The easy case for expressing the cokernel as a quotient of cyclic groups is when the matrix is "diagonal", i.e. n ≥ m, the first m columns form a square diagonal m by m matrix, and the rest of the columns are zero. In this case if the jth column has a single non zero entry equal to r in the jth place, this gives rise to a cyclic factor Z/(rZ). So the problem of expressing any group given by any presentation matrix, reduces to the problem of diagonalizing an integer matrix. Thus one proof, and one of the proofs I give in my notes, is to show how to use just the Euclidean algorithm to diagonalize any integer matrix. This expresses your group as a product of cyclic groups, and then you can proceed to change this product into one of the two standard ones mentioned above. Or, one can show that the diagonalizing porocess can be continued in such a way as to give factors whose orders divide each iother consecutively, i.e. one can do the diagonalization so as to give the "second" standard decomposition mentioned above. Then one can change it into a prime power decomposition. Indeed this is one proof I give in my notes.

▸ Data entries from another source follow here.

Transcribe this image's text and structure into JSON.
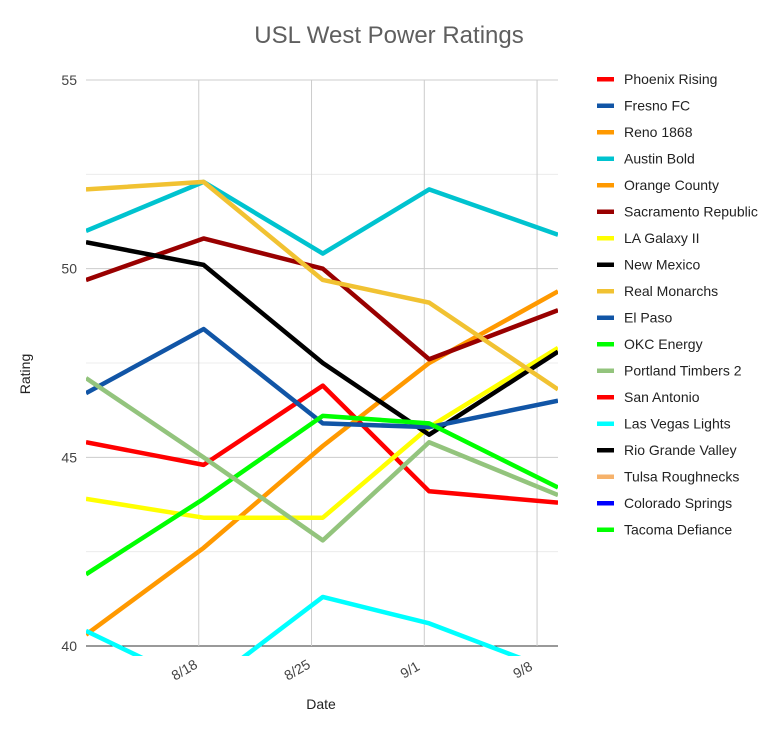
{
  "chart_data": {
    "type": "line",
    "title": "USL West Power Ratings",
    "xlabel": "Date",
    "ylabel": "Rating",
    "x_ticks": [
      "8/18",
      "8/25",
      "9/1",
      "9/8"
    ],
    "x_tick_days": [
      18,
      25,
      32,
      39
    ],
    "xlim_days": [
      11,
      40.3
    ],
    "ylim": [
      40,
      55
    ],
    "y_ticks": [
      40,
      45,
      50,
      55
    ],
    "x_unit_note": "August day-of-month (Sept 1 = 32)",
    "x": [
      11,
      18.3,
      25.7,
      32.3,
      40.3
    ],
    "grid": true,
    "legend_position": "right",
    "series": [
      {
        "name": "Phoenix Rising",
        "color": "#ff0000",
        "values": [
          45.4,
          44.8,
          46.9,
          44.1,
          43.8
        ]
      },
      {
        "name": "Fresno FC",
        "color": "#1155a6",
        "values": [
          null,
          null,
          null,
          null,
          null
        ]
      },
      {
        "name": "Reno 1868",
        "color": "#ff9900",
        "values": [
          40.3,
          42.6,
          45.3,
          47.5,
          49.4
        ]
      },
      {
        "name": "Austin Bold",
        "color": "#00c3cf",
        "values": [
          51.0,
          52.3,
          50.4,
          52.1,
          50.9
        ]
      },
      {
        "name": "Orange County",
        "color": "#ff9900",
        "values": [
          null,
          null,
          null,
          null,
          null
        ]
      },
      {
        "name": "Sacramento Republic",
        "color": "#990000",
        "values": [
          49.7,
          50.8,
          50.0,
          47.6,
          48.9
        ]
      },
      {
        "name": "LA Galaxy II",
        "color": "#ffff00",
        "values": [
          43.9,
          43.4,
          43.4,
          45.8,
          47.9
        ]
      },
      {
        "name": "New Mexico",
        "color": "#000000",
        "values": [
          50.7,
          50.1,
          47.5,
          45.6,
          47.8
        ]
      },
      {
        "name": "Real Monarchs",
        "color": "#f1c232",
        "values": [
          52.1,
          52.3,
          49.7,
          49.1,
          46.8
        ]
      },
      {
        "name": "El Paso",
        "color": "#1155a6",
        "values": [
          46.7,
          48.4,
          45.9,
          45.8,
          46.5
        ]
      },
      {
        "name": "OKC Energy",
        "color": "#00ff00",
        "values": [
          41.9,
          43.9,
          46.1,
          45.9,
          44.2
        ]
      },
      {
        "name": "Portland Timbers 2",
        "color": "#93c47d",
        "values": [
          47.1,
          45.0,
          42.8,
          45.4,
          44.0
        ]
      },
      {
        "name": "San Antonio",
        "color": "#ff0000",
        "values": [
          null,
          null,
          null,
          null,
          null
        ]
      },
      {
        "name": "Las Vegas Lights",
        "color": "#00ffff",
        "values": [
          40.4,
          38.9,
          41.3,
          40.6,
          39.3
        ]
      },
      {
        "name": "Rio Grande Valley",
        "color": "#000000",
        "values": [
          null,
          null,
          null,
          null,
          null
        ]
      },
      {
        "name": "Tulsa Roughnecks",
        "color": "#f6b26b",
        "values": [
          null,
          null,
          null,
          null,
          null
        ]
      },
      {
        "name": "Colorado Springs",
        "color": "#0000ff",
        "values": [
          null,
          null,
          null,
          null,
          null
        ]
      },
      {
        "name": "Tacoma Defiance",
        "color": "#00ff00",
        "values": [
          null,
          null,
          null,
          null,
          null
        ]
      }
    ]
  }
}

I did write my notes so that this topic was treated last, after I had covered group theory including the Sylow theorems, but you can perhaps tell from this description here that only the concept of the Euclidean algorithm is needed to carry out the decomposition in practice, at least if you assume as given a presentation matrix. All this is discussed on pages 11-16 of my notes 845-1 on my webpage above. You can see there that the method also applies to finitely generated abelian groups that may not be finite, and gives a decomposition with possibly some factors of Z. This is the case when the matrix may not have maximal rank m. An earlier discussion of cyclicmproducts occurs on pages 47-50 of the notes for 844-2.

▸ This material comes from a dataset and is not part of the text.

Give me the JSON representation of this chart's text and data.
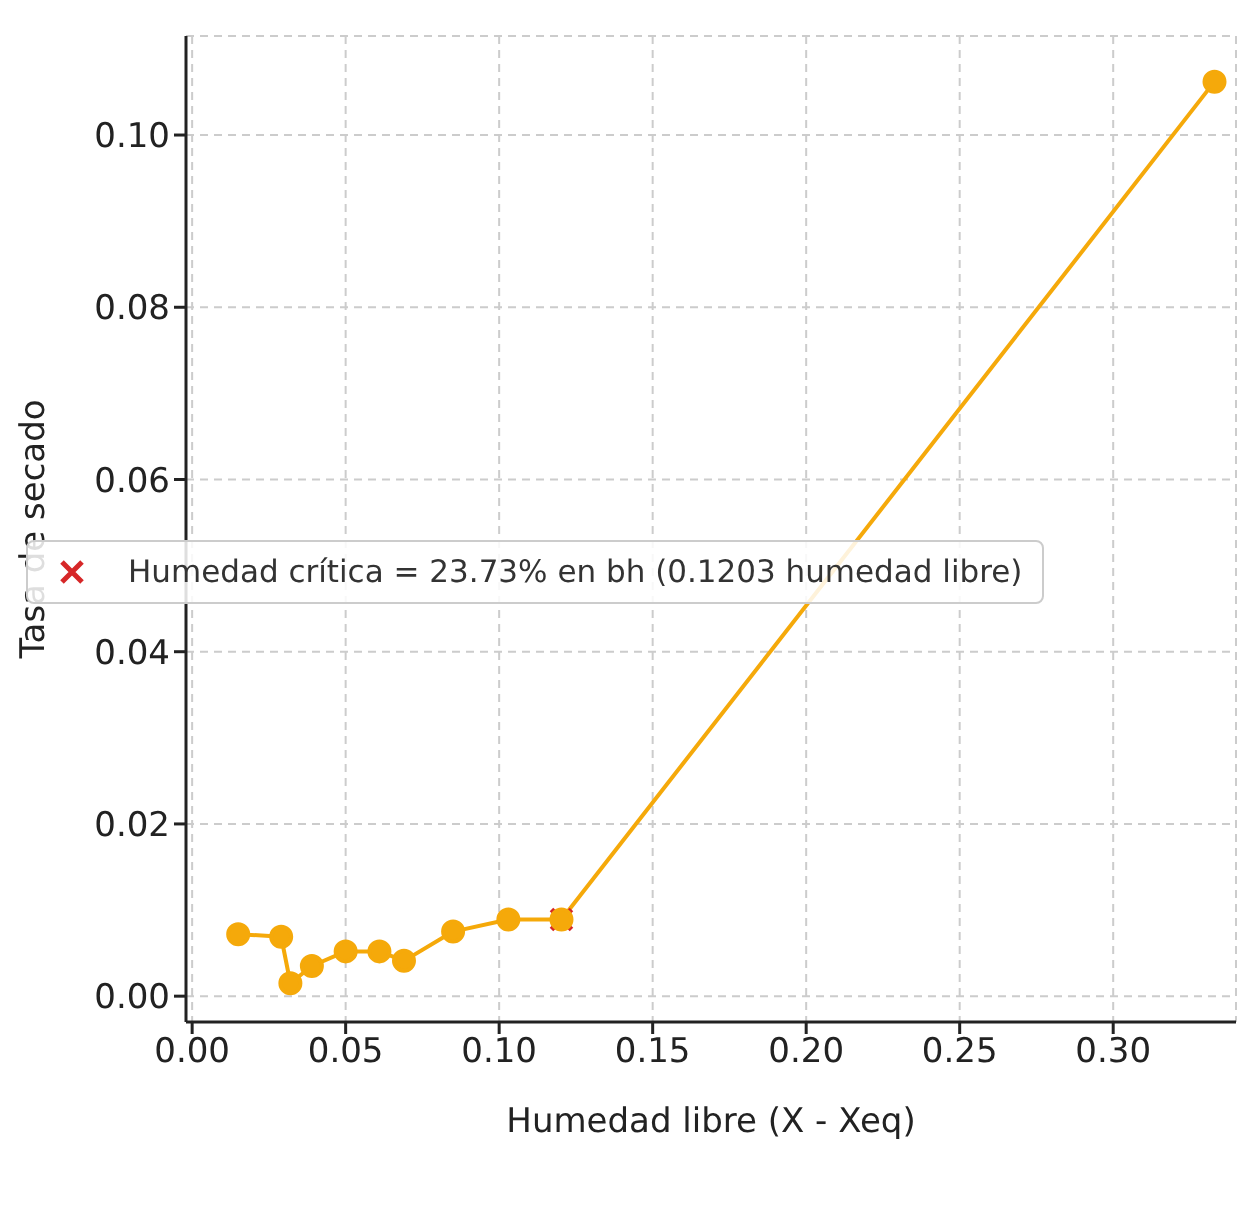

And don't be afraid of the words "Sylow p -subgroup". For an abelian finite group, if the group has order np^k where p does not divide n, the sylow p subgroup it is the unique subgroup of order p^k. So in the decomposition, it is just the product of all cyclic factors whose order is a power of p. So all that is happening in these discussions of looking at "Sylow subgroups" is that all factors involving the same prime are being bunched together. E.g. an abelian group G of order 36 = 2^2.3^2, has two Sylow subgroups, one of order 4 and one of order 9, and G is the product of those subgroups, which follows from the "Chinese remainder theorem". I.e. if these subgroups are H and K, the map HxK-->G taking (x,y) to xy, is an isomorphism [exercise].

 

[mathwonk]

To emphasize that it matters a lot how the group is given to you in the first place, consider the finite abelian group defined as the multiplicative group of units in the ring Z/(243Z). Try decomposing that into cyclic factors. Hint: It is already cyclic, so your task is just to prove that. This is done in my 844-2 notes, I believe, linked above. By way of contrast, the multiplicative group of units in the ring Z/(32Z) is not cyclic, but has two cyclic factors. The method of proof of these facts is by establishing certain number theoretic results, i.e. it is not a general technique about finite groups. Thus in general, when you ask how to decompose a finite abelian group, the answer again depends on how the group is given to you. In hindsight, this is "obvious", since the task of changing the description of a group from type A to the standard type, of course depends on what type A is. One might claim there is a uniform process for this conversion, starting say from "find an element of maximal order". But of course how to do this depends on how the group is given to you, and trial and error may not be at all practical for a large group - imagine being given a group of order a billion that turns out to be cyclic. The general methods above however give immediately a decomposition of the group of units of the ring Z/(2^60). Or to flog this horse once more, asking how to find the cyclic decomposition of a group is like asking how to get to New York; the answer depends on where you start from. (I started to say asking how to get to Carnegie Hall, but then the answer is the same no matter where you start from, as we all have heard, namely "practice".)